Successful targeting of the alternative complement cascade with iptacopan for the treatment of IgA nephropathy: a case report.

Introduction: Currently, approved disease-specific therapies for patients with immunoglobulin (Ig) A nephropathy in Switzerland are scarce. According to the 2024 KDIGO guidelines, current treatments focus on reducing proteinuria and nephron loss using nephroprotective regimens consisting of renin-angiotensin system blockade, the use of sodium-glucose cotransporter-2 (SGLT-2) inhibitors, and the dual endothelin angiotensin receptor antagonist sparsentan. Systemic glucocorticoids and a targeted-release formulation of budesonide are other therapeutic options to reduce IgA nephropathy-specific drivers of nephron loss. However, their use has been associated with adverse effects, even with targeted-release budesonide, and the benefit of these therapies remains to be weighed against the risk of treatment-emergent toxicity. This highlights the ongoing need to identify more effective and safer therapies for the treatment of IgA nephropathy. In the last few years, increasing understanding of the pathogenetic role of alternative complement pathway dysregulation in the onset and progression of IgA nephropathy has led to the development of new complement-targeting therapies. Iptacopan is an oral inhibitor of complement factor B that effectively blocks the alternative complement pathway.

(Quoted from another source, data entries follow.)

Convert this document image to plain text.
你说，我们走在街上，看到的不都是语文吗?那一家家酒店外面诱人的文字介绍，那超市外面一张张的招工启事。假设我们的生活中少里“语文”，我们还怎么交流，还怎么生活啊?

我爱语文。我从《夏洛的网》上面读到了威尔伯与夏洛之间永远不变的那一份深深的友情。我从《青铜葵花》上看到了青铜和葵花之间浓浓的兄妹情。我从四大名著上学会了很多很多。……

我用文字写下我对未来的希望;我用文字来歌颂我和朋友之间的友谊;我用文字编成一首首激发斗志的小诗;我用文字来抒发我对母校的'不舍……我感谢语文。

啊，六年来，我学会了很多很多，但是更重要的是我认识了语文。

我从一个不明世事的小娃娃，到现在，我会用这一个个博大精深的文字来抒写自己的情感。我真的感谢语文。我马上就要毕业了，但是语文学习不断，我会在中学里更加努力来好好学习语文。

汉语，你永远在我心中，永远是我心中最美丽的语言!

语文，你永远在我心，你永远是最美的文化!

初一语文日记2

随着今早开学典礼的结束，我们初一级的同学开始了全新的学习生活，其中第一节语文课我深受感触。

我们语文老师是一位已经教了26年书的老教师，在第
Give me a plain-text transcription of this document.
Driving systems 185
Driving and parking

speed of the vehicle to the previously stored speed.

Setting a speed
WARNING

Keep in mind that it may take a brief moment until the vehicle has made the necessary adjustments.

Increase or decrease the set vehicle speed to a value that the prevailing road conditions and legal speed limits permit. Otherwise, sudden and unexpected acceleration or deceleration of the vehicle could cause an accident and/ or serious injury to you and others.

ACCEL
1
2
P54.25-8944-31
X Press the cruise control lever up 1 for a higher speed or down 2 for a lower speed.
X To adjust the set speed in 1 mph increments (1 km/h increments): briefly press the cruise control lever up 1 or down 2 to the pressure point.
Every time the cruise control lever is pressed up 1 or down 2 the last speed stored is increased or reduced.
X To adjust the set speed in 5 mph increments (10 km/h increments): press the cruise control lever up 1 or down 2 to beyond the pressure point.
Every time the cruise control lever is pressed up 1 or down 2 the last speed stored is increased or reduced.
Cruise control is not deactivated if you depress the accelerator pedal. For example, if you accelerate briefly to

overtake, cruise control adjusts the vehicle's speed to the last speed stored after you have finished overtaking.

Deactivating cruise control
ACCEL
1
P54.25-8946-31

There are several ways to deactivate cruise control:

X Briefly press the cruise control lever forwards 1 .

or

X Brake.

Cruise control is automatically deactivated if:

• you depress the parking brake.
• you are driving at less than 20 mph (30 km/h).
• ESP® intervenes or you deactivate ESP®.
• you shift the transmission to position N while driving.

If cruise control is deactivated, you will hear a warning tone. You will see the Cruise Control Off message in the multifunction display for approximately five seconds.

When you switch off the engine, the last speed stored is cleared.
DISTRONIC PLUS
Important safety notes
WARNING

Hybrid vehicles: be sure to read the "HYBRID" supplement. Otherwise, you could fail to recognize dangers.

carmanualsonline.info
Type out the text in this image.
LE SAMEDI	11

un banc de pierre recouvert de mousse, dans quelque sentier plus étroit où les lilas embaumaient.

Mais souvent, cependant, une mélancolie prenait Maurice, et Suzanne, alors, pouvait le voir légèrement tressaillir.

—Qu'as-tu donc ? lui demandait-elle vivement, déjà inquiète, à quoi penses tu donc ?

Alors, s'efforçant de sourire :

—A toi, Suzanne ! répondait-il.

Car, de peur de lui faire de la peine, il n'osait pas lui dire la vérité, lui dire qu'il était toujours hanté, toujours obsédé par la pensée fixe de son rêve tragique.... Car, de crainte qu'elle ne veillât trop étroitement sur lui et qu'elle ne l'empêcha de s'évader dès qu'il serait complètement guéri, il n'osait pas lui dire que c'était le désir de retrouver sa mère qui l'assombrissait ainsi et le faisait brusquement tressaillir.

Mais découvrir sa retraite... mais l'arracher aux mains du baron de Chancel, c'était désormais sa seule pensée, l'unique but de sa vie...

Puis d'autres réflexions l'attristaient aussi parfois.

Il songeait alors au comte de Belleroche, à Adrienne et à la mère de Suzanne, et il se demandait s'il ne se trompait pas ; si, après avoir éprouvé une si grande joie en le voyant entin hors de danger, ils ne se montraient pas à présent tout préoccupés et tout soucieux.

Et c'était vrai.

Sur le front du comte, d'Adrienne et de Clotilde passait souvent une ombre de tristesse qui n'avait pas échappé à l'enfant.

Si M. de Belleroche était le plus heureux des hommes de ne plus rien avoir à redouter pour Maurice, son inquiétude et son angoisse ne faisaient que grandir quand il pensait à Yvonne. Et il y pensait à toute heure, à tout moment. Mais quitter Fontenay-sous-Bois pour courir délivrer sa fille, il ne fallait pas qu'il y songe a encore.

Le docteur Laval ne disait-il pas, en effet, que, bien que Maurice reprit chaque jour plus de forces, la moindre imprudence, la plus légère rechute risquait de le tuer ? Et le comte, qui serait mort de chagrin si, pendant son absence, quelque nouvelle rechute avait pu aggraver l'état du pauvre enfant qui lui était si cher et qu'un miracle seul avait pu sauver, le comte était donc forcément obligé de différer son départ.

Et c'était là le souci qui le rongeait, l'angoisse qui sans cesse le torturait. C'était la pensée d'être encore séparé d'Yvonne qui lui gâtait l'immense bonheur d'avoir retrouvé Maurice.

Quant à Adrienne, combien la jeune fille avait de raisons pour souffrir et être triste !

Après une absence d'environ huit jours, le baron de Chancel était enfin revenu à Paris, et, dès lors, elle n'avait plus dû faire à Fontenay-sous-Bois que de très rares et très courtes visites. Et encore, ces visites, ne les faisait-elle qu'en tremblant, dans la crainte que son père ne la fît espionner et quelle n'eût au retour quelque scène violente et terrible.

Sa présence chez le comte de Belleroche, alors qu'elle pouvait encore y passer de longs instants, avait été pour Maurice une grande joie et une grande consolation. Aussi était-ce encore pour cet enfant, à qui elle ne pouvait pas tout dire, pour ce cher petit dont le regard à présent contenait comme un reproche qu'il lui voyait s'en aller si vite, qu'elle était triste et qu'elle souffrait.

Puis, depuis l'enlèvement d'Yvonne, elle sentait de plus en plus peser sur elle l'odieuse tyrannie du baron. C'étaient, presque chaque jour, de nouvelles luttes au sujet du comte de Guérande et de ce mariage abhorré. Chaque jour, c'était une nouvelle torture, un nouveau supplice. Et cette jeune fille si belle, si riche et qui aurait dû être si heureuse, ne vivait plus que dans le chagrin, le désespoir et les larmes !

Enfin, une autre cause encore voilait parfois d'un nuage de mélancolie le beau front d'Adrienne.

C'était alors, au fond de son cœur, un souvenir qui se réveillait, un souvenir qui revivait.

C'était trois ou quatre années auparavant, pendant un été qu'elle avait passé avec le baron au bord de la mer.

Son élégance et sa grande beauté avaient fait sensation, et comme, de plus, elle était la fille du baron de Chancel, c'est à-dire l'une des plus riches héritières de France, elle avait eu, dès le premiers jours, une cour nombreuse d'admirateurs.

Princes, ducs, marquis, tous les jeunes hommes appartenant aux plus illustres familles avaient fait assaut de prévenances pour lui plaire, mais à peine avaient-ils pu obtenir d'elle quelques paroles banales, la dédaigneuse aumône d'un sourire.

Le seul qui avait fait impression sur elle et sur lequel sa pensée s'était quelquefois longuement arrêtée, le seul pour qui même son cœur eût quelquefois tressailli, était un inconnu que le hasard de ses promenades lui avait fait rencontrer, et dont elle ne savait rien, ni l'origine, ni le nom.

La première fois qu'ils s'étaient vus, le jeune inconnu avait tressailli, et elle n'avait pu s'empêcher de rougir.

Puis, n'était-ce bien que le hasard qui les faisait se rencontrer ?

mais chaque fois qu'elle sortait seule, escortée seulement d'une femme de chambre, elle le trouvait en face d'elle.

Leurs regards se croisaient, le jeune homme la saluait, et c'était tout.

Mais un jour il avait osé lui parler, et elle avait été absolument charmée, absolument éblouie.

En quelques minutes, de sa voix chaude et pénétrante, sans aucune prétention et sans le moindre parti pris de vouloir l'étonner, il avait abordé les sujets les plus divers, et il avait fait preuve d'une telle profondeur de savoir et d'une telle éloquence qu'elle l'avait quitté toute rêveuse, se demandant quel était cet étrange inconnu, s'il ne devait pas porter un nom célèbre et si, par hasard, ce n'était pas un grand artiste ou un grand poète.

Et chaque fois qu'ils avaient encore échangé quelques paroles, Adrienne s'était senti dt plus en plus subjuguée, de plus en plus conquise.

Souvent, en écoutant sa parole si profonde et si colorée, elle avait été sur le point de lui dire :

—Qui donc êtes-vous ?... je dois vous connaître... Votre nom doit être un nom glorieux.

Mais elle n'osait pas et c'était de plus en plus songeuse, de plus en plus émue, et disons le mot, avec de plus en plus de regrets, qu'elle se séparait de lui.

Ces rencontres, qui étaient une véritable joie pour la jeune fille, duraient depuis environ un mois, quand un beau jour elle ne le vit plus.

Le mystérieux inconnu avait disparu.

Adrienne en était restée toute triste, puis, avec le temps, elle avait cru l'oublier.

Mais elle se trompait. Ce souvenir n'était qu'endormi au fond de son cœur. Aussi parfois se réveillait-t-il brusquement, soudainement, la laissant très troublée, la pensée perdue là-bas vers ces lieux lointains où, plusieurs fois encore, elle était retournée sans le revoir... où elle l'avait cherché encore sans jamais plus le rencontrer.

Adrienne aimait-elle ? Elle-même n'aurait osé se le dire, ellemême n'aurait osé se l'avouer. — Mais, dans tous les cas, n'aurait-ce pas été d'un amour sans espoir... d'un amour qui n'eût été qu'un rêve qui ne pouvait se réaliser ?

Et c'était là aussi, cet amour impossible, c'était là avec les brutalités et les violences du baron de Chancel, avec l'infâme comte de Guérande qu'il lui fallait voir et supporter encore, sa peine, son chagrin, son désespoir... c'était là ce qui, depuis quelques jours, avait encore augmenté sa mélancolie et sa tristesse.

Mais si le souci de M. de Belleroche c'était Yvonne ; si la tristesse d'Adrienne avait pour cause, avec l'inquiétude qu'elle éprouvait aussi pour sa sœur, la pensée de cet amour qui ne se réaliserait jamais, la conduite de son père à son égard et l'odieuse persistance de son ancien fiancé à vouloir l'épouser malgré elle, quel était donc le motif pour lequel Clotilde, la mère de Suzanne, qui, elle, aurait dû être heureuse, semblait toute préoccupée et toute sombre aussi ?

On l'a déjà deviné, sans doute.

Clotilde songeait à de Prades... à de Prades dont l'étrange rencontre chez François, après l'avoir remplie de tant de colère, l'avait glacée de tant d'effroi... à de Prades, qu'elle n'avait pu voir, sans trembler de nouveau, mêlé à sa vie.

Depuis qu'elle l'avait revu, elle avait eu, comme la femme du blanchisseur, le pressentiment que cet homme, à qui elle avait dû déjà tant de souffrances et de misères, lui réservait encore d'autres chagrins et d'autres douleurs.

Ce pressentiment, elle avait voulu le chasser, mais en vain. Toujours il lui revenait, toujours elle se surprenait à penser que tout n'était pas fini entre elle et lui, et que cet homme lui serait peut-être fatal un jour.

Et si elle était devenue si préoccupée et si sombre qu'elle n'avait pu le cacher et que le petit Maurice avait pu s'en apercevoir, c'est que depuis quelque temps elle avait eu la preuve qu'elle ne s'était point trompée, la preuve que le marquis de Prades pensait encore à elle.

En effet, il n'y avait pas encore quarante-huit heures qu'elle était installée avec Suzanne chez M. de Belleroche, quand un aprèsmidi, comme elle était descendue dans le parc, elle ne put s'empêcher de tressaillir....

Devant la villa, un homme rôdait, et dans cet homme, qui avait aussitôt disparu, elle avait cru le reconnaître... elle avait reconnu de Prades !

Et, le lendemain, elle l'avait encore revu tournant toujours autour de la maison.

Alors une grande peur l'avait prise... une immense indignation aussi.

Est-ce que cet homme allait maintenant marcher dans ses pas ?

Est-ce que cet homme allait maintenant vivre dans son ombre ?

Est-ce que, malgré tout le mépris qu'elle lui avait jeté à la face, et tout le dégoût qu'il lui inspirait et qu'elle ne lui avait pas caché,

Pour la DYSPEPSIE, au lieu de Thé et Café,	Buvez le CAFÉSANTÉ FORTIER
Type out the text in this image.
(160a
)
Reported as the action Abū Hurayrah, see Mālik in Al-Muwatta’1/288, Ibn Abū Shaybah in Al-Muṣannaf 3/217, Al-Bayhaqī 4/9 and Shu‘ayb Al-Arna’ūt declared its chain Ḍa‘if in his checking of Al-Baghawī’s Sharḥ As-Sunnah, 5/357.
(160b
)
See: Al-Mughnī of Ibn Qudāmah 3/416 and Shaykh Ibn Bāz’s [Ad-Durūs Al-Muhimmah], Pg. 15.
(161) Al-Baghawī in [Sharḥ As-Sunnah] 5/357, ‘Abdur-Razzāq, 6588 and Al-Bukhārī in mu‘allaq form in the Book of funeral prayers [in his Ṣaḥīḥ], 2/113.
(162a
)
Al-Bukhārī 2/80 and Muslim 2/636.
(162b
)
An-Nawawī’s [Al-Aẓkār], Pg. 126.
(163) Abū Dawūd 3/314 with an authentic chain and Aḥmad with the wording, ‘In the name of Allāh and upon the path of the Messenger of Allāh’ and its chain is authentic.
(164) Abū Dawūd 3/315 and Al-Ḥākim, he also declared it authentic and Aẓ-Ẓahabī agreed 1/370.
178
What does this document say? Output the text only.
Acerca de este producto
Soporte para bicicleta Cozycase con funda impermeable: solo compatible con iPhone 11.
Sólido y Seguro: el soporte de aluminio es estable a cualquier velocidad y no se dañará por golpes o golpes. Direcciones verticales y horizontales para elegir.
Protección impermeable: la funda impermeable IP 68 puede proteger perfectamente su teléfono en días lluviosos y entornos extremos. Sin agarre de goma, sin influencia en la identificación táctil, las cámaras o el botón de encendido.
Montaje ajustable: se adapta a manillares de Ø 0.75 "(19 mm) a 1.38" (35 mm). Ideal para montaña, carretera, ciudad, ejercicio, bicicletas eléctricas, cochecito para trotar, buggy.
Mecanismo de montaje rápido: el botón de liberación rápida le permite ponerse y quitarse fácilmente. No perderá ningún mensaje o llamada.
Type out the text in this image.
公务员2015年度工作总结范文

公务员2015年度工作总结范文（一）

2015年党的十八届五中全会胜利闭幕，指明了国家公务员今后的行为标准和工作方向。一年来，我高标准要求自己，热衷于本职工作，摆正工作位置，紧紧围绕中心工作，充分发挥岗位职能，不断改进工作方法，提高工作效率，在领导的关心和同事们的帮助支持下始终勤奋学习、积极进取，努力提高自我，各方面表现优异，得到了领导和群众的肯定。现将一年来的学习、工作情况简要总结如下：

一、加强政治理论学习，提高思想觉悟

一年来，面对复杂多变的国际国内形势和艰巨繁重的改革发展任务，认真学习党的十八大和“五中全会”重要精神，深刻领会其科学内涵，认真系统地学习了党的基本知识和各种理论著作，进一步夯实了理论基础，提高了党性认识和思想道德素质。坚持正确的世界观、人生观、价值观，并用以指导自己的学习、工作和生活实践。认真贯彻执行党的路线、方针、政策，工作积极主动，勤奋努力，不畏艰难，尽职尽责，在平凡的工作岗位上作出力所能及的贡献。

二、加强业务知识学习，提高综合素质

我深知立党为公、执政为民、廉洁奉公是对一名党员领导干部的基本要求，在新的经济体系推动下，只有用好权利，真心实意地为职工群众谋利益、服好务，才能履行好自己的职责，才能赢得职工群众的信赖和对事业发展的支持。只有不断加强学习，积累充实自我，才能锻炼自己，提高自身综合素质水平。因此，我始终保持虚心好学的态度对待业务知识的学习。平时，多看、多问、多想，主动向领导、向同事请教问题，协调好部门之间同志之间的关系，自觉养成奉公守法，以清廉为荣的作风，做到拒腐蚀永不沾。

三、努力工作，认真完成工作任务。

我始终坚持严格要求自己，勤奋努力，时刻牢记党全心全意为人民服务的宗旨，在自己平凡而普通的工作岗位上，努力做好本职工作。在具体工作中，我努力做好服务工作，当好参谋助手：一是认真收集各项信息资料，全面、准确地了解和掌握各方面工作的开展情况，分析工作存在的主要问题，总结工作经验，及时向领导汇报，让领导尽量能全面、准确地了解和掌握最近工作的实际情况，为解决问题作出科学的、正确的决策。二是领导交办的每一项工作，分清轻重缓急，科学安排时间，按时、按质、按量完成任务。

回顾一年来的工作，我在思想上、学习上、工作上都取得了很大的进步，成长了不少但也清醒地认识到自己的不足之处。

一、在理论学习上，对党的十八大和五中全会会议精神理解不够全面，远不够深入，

Case presentation: We report the successful treatment of a 40-year-old female patient suffering from IgA nephropathy with iptacopan. In this patient, despite maximum tolerated renin-angiotensin system blockade and fully dosed SGLT-2 inhibitor administration, we failed to achieve the desired reduction in proteinuria to <0.5 g/day. Proteinuria persisted at a level of >1 g/day despite the goal of blood pressure ≤120/70 mm Hg being achieved. Impressively, within just two months after the initiation of iptacopan, we noted a reduction in proteinuria to 0.5 g/day, and after nearly six months, we reached our goal, with proteinuria at <0.3 g/day, a value continuing to the present day. Further, the medication was well-tolerated.

Conclusion: To the best of our knowledge, our case report is the first in Switzerland to show that selective inhibition of the alternative complement pathway in IgA nephropathy results in significant and ongoing reduction of proteinuria after six months of therapy, supporting the innovative concept of targeting the alternative complement pathway with iptacopan to treat IgA nephropathy.